Romantic Novelists’ Association member, Emily Royal @eroyalauthor @RNAtweets

It’s my absolute pleasure to welcome the lovely Emily Royal to my blog today, a fellow member of the RNA’s New Writers’ Scheme. She’s here to talk about her writing and her amazing, not-scary-at-all snakes!


Emily Royal has always loved gritty, emotional stories with dark sexy heroes. She joined the New Writer’s Scheme of the Romantic Novelists Association in 2015 to pursue her passion for writing. She lives in rural Scotland with her family.
Emily writes on any surface she can lay her hands on, even aeroplane tray tables or at home on her kitchen table or lap, usually with one of her pet snakes round her neck. She can be found on twitter at @eroyalauthor and Facebook at
Emily is represented by Browne & Miller Literary Associates and is currently working with them to prepare her debut novel for submission to publishers.
[Emily Royal is the pen name of Sally Calder]


Emily:   Hi Abbey, and thank you so much for inviting me to your blog and giving me an opportunity to talk about my snakes!
I’ve always been fascinated by snakes and wanted one as a pet since I was a child, but my parents weren’t keen. Many people have a phobia of snakes, or just don’t like them.
Snakes fall broadly into two types – constrictors (who squeeze) and venomous (who poison). Ours are constrictors, mostly adopted from our nearest animal rescue centre. When you think of rescue animals it’s usually cats or dogs. We have rescued dogs – and chickens – but snakes need rescuing too! Their popularity as a pet is increasing, but because they need special care, many get abandoned.
Our snakes come in various shapes and sizes. The smallest is a baby Royal Python called Conan who we adopted. He had been abandoned and was nervous at first, but he’s fine now.

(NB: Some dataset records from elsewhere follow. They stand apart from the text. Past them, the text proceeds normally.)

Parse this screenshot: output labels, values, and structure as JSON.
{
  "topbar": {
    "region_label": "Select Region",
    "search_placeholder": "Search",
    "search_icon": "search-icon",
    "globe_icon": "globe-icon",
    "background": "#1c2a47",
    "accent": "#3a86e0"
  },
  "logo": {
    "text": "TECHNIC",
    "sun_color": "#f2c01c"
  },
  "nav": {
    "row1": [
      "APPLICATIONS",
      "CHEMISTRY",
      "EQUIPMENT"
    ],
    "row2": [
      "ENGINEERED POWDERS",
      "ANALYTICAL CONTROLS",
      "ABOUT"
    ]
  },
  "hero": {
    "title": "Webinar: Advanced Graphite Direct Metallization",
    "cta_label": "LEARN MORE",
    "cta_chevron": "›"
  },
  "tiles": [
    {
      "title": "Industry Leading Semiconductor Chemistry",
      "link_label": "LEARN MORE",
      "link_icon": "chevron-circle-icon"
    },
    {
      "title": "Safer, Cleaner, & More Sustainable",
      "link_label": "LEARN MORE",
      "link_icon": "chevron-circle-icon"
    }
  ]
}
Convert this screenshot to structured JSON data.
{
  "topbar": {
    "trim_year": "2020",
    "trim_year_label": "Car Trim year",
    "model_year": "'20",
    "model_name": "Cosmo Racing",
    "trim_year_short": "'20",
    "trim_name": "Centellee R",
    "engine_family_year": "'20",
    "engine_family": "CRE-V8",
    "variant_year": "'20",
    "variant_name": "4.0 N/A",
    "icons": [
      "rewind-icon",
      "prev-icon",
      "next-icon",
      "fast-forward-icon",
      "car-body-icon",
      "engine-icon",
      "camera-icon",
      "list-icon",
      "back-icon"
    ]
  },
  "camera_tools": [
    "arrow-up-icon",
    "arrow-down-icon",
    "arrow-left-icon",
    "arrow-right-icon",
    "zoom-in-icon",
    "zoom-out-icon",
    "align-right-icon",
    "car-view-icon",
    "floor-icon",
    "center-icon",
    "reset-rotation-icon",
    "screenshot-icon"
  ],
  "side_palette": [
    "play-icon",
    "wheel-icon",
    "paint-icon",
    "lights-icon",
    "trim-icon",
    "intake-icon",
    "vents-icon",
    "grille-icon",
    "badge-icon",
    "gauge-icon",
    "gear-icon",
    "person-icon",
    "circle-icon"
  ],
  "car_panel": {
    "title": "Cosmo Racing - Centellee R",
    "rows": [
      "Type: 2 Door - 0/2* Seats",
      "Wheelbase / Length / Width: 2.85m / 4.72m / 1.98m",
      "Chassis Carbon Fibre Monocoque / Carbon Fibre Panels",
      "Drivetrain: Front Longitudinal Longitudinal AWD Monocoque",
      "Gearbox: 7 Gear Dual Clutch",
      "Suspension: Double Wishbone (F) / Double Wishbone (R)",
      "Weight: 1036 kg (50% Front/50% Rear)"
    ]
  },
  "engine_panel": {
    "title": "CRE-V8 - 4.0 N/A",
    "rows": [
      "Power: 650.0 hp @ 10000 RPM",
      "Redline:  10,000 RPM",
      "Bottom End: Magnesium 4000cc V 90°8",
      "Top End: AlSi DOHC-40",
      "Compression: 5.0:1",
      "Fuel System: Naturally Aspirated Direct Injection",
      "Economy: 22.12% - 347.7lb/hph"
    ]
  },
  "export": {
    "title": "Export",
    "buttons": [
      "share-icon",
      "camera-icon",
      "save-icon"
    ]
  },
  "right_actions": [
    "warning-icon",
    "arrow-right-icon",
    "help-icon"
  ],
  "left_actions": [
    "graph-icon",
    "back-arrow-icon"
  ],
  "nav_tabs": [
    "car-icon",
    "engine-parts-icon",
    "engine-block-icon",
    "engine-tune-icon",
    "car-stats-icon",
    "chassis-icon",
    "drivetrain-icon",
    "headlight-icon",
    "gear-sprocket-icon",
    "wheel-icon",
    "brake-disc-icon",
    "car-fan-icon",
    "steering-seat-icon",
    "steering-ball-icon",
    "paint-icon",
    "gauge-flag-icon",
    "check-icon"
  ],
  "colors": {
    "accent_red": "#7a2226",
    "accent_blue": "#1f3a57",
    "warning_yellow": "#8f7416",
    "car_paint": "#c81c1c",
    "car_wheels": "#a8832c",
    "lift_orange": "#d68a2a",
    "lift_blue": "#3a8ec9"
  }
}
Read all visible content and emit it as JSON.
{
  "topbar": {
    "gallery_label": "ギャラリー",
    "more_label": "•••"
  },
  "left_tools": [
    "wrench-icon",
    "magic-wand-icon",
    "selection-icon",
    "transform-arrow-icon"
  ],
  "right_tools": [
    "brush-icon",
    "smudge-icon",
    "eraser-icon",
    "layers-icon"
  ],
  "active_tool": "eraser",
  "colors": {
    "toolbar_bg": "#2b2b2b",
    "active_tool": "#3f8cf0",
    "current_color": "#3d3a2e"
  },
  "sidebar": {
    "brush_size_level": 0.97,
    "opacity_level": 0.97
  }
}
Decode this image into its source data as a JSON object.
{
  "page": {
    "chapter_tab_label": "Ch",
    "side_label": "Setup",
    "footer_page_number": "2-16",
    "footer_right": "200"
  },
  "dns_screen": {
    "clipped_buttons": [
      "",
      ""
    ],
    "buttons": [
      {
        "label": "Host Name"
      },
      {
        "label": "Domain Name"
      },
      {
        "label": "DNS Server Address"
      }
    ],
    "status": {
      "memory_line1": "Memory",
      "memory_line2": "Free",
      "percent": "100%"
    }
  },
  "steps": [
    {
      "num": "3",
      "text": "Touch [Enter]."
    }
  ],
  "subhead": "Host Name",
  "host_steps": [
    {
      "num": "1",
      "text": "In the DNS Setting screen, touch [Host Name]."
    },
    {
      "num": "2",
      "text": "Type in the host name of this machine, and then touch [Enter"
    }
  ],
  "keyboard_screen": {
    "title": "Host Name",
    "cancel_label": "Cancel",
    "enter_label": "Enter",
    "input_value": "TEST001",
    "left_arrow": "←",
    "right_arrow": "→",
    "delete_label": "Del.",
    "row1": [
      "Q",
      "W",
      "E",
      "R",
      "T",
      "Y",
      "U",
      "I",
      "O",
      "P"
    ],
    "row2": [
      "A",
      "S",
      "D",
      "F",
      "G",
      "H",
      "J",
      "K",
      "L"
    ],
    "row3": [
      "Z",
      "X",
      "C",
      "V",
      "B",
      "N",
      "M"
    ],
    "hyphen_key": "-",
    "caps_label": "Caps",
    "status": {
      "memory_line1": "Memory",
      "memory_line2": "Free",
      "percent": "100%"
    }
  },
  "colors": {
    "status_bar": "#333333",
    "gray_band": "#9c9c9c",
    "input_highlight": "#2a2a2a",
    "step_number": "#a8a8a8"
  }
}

Our biggest, another rescue, is a Boa Constrictor called Amira. She’s 8 feet long and very friendly. If we let her out she’ll slither around the room for a bit before settling on my lap.


They all have different characters. Our Burmese Python will bang on the side of her vivarium when she wants to come out. Another of our boas, called Twinkle, will happily sit round my neck for hours. When I’m writing you’ll almost always find me with a snake on my shoulders or up a sleeve. Often I’ve answered the door to the postman, forgetting I have a snake round my neck, wondering why the postman is backing away with terror in his eyes!


But though like all animals they have to be treated with respect, snakes make great pets. We love showing people how friendly they can be. We went to my daughters’ school earlier this year to show them to the junior classes and all the children declared at the end that they liked snakes, even those who were scared at first. We took Twinkle because he loves being handled and he now has a few fans.
Twinkle also has the honour of having a minor character in a friend’s novella named after him. I usually write historical romances but I’m planning a contemporary romance which features a pet snake. Well, they do say write what you know!